The depletion layer in thermal equilibrium

Question

This question is from problem 29.1 from Ashcroft-Mermin.

I am given the following ODE: $$\psi''(x) = K^2(\sinh \psi - \Delta N(x) / (2n_i))$$

I assume that $\psi << 1$, s.t $\sinh \psi \approx \psi$.

So I get the following ode: $$\psi'' = K^2[\psi-\Delta N(x)/(2n_i))$$

Now, in the text it's written that the solution to the last ODE is: $$\psi(x) = \frac{K}{2} \int_{-\infty}^\infty dx' e^{-K|x-x'|}\frac{\Delta N(x')}{2n_i}$$

I don't see how to get this ansatz, really.

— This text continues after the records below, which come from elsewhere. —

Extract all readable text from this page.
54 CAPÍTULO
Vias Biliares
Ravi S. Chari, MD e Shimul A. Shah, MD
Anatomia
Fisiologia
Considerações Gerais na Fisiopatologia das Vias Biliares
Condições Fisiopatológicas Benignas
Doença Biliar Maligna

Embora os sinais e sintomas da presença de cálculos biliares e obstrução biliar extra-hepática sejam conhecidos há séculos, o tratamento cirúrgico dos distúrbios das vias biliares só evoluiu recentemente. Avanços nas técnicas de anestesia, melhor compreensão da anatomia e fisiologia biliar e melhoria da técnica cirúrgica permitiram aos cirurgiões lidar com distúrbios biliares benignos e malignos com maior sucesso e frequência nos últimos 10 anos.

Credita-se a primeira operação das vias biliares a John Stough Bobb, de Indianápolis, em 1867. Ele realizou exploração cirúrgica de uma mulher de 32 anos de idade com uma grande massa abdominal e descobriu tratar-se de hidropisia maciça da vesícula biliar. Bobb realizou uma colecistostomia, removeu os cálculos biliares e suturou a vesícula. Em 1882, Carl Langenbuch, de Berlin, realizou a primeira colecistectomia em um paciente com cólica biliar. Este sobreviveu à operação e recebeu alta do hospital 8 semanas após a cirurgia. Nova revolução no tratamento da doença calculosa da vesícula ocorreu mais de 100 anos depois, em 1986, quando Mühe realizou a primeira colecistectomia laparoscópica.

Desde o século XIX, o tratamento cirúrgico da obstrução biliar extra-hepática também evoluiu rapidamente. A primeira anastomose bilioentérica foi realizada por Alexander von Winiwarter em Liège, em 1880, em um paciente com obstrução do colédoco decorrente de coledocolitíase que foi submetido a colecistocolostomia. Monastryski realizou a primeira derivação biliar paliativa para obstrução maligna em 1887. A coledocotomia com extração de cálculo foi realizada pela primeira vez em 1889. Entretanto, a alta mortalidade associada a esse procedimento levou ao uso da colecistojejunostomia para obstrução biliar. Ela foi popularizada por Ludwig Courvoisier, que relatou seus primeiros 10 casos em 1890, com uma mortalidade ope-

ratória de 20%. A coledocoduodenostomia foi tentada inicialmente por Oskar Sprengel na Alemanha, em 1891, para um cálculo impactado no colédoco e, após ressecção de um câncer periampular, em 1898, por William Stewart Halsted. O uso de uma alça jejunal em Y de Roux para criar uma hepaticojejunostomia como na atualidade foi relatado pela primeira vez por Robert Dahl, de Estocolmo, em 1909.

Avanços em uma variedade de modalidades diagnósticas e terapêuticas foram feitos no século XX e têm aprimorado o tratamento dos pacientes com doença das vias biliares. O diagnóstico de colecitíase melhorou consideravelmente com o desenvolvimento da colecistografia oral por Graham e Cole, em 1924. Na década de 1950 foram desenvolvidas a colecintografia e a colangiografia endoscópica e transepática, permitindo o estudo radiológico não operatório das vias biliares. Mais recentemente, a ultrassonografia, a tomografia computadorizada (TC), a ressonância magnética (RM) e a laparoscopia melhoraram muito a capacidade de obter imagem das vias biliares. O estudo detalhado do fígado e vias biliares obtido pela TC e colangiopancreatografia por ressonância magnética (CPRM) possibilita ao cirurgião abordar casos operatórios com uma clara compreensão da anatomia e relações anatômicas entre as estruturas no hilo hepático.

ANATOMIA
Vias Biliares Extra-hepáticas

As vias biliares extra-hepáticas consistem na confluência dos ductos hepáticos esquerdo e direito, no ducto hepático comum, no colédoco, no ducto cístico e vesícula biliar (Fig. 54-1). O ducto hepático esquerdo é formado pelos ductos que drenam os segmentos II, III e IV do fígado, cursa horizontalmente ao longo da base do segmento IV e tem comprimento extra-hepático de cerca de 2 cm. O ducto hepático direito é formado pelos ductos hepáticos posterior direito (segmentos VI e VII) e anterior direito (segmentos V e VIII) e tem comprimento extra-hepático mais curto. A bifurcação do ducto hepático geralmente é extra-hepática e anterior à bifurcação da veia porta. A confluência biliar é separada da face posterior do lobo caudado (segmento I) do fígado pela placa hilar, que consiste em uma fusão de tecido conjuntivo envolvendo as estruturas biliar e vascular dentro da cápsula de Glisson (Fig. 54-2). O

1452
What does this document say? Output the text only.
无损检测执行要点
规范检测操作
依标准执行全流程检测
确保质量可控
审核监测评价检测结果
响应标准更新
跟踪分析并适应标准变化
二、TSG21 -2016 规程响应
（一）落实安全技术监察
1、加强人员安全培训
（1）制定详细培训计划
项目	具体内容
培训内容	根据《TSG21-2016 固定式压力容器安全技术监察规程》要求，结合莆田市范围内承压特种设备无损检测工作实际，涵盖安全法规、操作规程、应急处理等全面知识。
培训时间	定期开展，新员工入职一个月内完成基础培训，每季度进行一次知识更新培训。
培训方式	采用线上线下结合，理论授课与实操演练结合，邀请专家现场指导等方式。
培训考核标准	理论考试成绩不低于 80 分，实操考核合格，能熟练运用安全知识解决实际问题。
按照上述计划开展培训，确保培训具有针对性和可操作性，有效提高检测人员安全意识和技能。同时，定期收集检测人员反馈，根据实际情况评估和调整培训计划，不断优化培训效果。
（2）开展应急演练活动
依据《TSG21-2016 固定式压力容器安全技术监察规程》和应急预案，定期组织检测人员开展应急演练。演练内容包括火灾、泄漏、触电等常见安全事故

I first need to solve the homogeneous ode of $\psi''-K^2\psi=0$, which is $\psi(x) = Ae^{Kx}+Be^{-Kx}$, but then how to solve the inhomogeneous ODE?

Answer 1

The Green function can be obtained by solving the equation $$ G''(x)-K^2G(x)=\delta(x) $$ being $\delta(x)$ the Dirac distribution. This is the proper definition. The general solution of this can be obtained by writing $$ G(x)=a\cdot\theta(-x)e^{Kx}+b\cdot\theta(x)e^{-Kx)} $$ being $a$ and $b$ two constant to be fixed and $\theta(x)$ the Heaviside step function. Putting this into the equation yields $$ G''(x)-K^2G(x)=-K b \delta(x) - K a \delta(x) + b \delta'(x) - a \delta'(x)=\delta(x). $$ So, it is $b=c$ and $b=-1/(2K)$. So, finally $$ G(x) = -\frac{1}{2K}\left[\theta(-x)e^{Kx}+\theta(x)e^{-Kx}\right]. $$ I think you can start from here.